Господь создал бессмысленного и бесполезного Брагина, чтобы уравновесить меня — такого же бессмысленного и бесполезного. Он уравновесит меня, я уравновешу его. Бессмысленная, бездарная и бесполезная жизнь. Жизнь пустоцвета. Что изменится в мире, если завтра мы оба подохнем? Да ничего. Это тот случай, когда минус на минус дает твердый высококачественный минус. Прекрасный итог. Математикам на зависть. Величие замысла вдребезги разбилось о серость.

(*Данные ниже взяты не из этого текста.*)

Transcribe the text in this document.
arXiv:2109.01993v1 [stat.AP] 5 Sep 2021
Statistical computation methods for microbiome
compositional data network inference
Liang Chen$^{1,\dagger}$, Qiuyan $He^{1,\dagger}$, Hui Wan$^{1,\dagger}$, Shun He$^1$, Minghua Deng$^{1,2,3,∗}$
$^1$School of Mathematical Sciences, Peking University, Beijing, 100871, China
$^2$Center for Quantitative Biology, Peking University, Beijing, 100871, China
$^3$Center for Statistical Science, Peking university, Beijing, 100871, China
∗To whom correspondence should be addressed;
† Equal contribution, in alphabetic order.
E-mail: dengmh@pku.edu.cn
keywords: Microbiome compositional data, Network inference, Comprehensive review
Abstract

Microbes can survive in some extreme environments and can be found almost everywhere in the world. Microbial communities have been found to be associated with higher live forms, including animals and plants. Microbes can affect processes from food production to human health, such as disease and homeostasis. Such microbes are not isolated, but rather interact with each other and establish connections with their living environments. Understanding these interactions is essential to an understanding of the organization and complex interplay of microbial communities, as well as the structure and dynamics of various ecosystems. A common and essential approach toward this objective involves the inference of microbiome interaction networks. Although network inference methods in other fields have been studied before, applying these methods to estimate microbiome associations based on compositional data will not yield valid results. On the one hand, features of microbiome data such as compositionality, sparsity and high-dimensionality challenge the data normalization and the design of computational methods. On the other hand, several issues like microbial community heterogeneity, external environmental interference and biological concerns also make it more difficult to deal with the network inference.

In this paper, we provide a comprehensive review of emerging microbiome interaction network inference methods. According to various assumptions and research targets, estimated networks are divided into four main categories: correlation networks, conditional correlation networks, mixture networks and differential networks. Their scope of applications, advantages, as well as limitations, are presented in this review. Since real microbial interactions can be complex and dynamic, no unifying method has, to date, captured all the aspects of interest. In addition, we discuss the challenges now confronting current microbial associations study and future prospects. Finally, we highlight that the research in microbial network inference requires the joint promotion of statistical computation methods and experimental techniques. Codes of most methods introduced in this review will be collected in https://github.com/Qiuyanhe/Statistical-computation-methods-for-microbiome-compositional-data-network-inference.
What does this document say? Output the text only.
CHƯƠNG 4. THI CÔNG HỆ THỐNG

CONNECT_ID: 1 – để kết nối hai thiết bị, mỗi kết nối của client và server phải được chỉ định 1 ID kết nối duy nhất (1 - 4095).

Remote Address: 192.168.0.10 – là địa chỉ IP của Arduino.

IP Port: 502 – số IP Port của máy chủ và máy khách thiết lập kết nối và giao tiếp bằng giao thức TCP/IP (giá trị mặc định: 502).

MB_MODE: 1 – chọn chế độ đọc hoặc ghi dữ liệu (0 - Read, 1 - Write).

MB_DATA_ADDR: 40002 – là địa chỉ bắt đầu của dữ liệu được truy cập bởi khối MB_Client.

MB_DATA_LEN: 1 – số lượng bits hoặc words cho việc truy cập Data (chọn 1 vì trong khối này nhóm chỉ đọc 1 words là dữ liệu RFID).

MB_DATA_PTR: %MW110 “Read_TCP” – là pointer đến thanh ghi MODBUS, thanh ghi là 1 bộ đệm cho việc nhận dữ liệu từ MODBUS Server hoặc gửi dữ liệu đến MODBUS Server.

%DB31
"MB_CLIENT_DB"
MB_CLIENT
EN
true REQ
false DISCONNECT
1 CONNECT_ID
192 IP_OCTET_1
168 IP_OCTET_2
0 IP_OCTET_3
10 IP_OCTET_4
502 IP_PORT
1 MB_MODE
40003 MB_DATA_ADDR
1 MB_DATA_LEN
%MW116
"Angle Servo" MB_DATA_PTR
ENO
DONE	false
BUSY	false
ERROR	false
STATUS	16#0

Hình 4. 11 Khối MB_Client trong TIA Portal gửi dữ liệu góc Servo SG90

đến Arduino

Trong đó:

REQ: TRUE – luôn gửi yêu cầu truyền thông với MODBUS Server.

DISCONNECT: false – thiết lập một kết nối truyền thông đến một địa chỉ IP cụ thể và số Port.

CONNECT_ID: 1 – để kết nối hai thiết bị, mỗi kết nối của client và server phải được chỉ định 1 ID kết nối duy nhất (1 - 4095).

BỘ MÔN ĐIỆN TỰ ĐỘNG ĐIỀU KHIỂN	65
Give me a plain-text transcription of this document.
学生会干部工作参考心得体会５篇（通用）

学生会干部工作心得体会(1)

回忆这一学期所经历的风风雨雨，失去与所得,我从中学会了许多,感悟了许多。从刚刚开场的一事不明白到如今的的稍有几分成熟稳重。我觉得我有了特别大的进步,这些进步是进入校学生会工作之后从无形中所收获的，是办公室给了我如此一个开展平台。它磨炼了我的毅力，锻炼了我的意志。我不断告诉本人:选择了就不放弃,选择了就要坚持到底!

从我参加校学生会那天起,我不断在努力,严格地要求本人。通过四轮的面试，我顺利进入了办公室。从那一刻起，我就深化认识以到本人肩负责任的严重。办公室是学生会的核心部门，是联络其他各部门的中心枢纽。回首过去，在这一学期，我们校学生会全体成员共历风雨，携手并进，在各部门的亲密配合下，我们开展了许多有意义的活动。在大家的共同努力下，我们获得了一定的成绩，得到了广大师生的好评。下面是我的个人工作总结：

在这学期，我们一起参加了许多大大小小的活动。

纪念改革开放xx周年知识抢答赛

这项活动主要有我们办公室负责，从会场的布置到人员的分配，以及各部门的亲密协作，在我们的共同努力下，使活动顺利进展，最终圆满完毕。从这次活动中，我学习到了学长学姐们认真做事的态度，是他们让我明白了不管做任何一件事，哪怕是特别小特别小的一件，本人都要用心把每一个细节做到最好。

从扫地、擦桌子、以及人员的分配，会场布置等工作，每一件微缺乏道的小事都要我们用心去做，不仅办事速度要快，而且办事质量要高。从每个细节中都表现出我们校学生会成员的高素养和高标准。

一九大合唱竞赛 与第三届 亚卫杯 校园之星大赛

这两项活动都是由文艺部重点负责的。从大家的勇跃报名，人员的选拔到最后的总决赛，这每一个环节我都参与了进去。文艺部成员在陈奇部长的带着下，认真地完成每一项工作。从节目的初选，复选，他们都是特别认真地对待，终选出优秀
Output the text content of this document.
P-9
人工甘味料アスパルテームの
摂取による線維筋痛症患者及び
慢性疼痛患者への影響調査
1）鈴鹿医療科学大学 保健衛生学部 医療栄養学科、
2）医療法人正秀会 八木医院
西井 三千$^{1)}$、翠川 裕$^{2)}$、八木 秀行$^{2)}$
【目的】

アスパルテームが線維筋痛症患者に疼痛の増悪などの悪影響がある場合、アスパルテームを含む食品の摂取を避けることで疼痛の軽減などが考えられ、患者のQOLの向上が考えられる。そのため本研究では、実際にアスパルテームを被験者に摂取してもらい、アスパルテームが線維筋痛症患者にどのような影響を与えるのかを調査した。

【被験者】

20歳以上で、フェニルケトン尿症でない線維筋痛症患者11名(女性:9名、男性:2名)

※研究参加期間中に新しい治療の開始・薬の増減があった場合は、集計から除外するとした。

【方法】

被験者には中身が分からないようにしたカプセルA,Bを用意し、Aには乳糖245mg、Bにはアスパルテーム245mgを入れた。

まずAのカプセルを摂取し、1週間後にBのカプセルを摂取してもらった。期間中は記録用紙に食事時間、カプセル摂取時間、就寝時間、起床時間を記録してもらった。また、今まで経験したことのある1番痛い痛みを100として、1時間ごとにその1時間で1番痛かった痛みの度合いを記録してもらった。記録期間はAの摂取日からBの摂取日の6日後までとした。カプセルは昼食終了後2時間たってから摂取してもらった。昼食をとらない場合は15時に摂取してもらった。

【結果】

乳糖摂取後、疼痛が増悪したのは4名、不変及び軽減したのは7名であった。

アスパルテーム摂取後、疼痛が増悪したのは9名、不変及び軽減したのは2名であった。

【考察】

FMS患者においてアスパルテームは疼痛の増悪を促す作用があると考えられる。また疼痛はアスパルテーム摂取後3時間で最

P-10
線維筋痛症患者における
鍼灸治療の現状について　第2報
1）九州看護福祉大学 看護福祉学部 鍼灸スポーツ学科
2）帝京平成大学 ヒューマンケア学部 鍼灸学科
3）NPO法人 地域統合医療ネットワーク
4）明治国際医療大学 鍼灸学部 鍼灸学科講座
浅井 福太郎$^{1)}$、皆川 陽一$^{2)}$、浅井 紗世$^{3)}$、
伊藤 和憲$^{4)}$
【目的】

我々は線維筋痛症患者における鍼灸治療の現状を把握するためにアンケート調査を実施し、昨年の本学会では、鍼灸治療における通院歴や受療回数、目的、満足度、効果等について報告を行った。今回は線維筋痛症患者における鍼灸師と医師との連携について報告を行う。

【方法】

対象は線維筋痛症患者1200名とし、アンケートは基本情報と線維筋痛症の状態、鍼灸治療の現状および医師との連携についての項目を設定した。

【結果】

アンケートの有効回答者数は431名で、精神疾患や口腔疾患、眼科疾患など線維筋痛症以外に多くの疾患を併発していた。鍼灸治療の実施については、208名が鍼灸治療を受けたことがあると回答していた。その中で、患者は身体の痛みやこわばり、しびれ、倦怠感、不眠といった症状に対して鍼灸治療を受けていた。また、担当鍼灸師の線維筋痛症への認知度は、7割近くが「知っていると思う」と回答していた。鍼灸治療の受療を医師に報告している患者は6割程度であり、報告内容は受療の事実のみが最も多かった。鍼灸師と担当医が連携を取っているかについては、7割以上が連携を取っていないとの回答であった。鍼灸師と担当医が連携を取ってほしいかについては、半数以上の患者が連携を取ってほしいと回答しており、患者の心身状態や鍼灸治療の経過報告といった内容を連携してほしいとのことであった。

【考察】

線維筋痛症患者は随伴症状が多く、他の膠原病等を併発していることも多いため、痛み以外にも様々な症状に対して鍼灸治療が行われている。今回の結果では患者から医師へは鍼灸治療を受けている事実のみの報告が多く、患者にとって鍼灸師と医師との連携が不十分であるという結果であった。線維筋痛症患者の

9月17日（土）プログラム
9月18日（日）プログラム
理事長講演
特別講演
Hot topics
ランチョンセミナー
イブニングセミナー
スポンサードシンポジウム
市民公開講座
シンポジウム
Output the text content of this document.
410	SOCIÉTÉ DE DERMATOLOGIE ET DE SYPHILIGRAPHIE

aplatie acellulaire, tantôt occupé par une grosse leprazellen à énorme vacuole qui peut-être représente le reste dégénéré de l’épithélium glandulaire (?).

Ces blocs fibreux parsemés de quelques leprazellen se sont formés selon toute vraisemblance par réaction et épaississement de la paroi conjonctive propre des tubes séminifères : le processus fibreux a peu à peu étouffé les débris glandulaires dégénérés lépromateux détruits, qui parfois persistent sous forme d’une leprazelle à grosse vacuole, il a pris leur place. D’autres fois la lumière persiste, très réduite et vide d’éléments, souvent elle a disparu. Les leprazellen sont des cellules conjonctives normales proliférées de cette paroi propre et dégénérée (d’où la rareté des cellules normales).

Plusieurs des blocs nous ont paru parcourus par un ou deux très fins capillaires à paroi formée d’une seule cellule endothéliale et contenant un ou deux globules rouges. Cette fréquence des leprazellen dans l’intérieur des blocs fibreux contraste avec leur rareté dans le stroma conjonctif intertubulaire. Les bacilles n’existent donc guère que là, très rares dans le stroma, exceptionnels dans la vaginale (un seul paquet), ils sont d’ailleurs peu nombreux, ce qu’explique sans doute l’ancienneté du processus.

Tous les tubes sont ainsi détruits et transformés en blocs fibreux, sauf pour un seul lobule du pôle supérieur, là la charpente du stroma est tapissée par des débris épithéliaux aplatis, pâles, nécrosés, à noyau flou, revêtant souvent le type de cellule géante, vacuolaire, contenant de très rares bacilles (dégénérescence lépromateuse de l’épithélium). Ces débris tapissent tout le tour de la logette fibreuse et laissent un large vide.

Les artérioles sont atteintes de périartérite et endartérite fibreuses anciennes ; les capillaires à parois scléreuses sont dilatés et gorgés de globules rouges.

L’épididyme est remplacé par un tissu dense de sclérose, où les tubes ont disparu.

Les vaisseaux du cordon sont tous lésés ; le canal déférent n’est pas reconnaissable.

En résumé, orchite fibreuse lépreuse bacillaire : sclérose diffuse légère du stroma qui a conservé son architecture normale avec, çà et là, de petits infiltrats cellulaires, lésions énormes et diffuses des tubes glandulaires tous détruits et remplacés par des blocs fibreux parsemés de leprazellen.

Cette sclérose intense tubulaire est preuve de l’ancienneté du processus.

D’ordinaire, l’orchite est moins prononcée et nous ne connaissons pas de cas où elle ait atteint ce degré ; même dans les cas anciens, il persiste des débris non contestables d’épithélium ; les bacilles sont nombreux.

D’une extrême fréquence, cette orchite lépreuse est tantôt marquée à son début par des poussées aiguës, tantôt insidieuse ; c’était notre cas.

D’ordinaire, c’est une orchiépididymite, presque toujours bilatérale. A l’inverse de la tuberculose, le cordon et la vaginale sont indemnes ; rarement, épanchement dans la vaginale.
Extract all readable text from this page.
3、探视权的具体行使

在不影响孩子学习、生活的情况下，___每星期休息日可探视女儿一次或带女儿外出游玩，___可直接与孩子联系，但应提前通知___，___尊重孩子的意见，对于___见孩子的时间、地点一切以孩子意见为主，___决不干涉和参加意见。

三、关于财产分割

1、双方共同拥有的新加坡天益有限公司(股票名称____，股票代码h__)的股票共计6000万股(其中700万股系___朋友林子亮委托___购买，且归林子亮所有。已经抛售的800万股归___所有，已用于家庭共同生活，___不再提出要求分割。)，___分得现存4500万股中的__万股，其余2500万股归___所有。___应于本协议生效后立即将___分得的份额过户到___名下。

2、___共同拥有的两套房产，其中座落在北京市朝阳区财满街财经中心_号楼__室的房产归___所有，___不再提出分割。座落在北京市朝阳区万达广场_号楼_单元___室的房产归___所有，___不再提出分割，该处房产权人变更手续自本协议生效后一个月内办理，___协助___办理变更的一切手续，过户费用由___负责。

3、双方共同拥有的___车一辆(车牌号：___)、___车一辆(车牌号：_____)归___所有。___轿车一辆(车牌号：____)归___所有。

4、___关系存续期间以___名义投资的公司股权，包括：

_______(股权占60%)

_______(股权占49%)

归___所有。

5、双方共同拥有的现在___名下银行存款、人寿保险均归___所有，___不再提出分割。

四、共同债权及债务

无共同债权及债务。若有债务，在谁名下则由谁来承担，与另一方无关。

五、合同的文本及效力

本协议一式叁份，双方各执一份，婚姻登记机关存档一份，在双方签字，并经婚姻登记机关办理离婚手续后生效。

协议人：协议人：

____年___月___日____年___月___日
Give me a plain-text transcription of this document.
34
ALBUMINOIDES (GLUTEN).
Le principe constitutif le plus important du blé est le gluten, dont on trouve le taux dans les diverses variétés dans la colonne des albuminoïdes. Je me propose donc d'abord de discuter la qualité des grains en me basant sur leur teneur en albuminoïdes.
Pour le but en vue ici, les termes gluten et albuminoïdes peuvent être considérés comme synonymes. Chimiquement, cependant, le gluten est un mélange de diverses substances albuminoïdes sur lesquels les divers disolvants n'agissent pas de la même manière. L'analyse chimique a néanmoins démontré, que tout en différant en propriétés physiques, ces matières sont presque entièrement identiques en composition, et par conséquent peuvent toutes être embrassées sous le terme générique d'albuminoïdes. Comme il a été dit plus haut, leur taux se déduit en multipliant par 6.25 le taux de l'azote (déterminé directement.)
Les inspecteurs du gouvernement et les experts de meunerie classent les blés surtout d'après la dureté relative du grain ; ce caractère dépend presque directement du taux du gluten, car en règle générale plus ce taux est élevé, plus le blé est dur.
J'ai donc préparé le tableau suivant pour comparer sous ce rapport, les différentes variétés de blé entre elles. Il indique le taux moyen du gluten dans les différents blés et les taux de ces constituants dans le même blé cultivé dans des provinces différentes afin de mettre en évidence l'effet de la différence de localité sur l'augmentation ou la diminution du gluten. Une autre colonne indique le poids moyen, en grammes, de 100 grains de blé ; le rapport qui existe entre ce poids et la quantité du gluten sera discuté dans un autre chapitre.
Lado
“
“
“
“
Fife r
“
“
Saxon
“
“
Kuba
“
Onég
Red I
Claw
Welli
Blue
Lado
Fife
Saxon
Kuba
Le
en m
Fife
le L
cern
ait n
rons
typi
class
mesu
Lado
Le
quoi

И тут Брагин меня удивил еще раз.
— Брось на прощанье свой червивый взгляд вот на это… — голос его звучал нарочито равнодушно. Он выдвинул ящик стола и достал оттуда рисунок карандашом. Это был портрет юной девушки. Димка смотрел на меня и, похоже, чего-то ждал. — Кажется, я никогда не рисовал так хорошо. И никогда уже лучше не нарисую. Это было какое-то волшебство, я даже не знаю, что водило моей рукой. Накарябал быстро, по памяти, Аня не захотела позировать. Хоть ты и сукин сын, но я верю в твое… в твою способность понять, что хорошо, а что плохо.
Рисунок приковывал к себе. Я испытывал к нему нежность. Хотелось, не медля ни секунды, отобрать ее у автора и под полой тайно унести домой.
— Ну, что ж ты молчишь?
— Это прекрасно, Дима.
Через полчаса я засобирался.
Я шел по улице и про себя рассуждал. Нет, Брагин, в отличие от меня, вовсе не бессмысленный и бесполезный. И мне не уравновесить его: бездарь и талант живут в разных мирах, и их взвешивают на разных весах.
Мне становилось скучно жить на этом свете. Пора было распаковывать миллион и пускать его в дело. Деньги должны были избавить меня от сомнений и грусти.
Я помнил слова, которые сказал мне Димка на прощание:
— А ведь ты сволочь, Сапега.
Карандашный рисунок я унес с собой. Не мог удержаться. Тем более что Брагину он теперь вряд ли понадобится.